ACC president: Bernie Sanders’ MI records omit measures of LVEF
Presidential hopeful Bernie Sanders has refused to release further medical information about an MI he suffered last October, leaving much of the public with questions about his heart health. Now, the president of the American College of Cardiology, Richard Kovacs, is arguing some of those questions could be answered with one simple metric: left ventricular ejection fraction (LVEF).
In an NBC exclusive published Feb. 24, Kovacs told the outlet that doctors’ letters released by Sanders’ campaign in December failed to include measures of the senator’s LVEF, which is widely regarded as a key indicator of CV health. Sanders said his team “released the full report” of his heart attack last year, though no comprehensive records have been made public to date.
Sanders’ heart attack, which he suffered while on the campaign trail in Las Vegas, was first classified as a blocked artery, according to earlier reports, and he underwent two stent placements to address the clot.
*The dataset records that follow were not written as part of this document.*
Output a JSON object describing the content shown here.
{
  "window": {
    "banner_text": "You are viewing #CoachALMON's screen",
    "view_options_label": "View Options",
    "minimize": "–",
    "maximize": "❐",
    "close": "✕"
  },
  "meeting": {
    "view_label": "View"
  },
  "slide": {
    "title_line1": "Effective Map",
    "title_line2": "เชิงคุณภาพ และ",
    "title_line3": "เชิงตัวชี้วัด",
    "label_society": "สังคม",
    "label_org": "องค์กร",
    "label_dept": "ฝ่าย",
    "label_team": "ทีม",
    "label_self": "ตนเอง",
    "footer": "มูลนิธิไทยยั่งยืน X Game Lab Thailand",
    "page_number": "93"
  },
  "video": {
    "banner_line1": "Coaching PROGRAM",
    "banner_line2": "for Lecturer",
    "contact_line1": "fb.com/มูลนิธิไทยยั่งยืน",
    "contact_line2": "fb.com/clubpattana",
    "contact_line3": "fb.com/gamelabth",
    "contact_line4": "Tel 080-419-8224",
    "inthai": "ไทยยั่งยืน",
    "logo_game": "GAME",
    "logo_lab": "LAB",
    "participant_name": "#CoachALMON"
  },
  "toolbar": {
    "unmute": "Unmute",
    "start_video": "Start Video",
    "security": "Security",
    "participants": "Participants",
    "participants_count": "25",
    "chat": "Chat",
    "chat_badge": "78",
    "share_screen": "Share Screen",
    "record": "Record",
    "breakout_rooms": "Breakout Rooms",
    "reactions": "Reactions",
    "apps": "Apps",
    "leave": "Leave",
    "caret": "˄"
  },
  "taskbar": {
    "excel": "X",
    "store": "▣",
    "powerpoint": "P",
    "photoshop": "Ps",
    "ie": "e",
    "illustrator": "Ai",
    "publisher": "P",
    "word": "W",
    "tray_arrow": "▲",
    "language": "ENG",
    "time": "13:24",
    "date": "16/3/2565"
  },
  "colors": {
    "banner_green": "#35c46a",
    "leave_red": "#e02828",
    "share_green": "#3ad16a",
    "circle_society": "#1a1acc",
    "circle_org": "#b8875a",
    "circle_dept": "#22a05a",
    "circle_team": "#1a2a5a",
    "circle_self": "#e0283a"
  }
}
Three days after the event, his campaign confirmed it had been an MI.
Kovacs reviewed Sanders’ doctors’ letters and said that while no LVEF figure is included, the records “imply with the heart attack that he had diminished heart muscle strength,” or a lowered fraction. But physicians’ letters since then, as well as a positive stress test last month, suggest Sanders is on the up and up.
Kovacs said that in one letter, a physician called Sanders’ heart condition “stable and well-preserved.”
“I don’t know what that means, but it’s not the ejection fraction, which is just a simple number,” he told NBC. “They’ve chosen not to reveal the ejection fraction.
“It’s a patient’s personal private information, but there's the importance of the number.”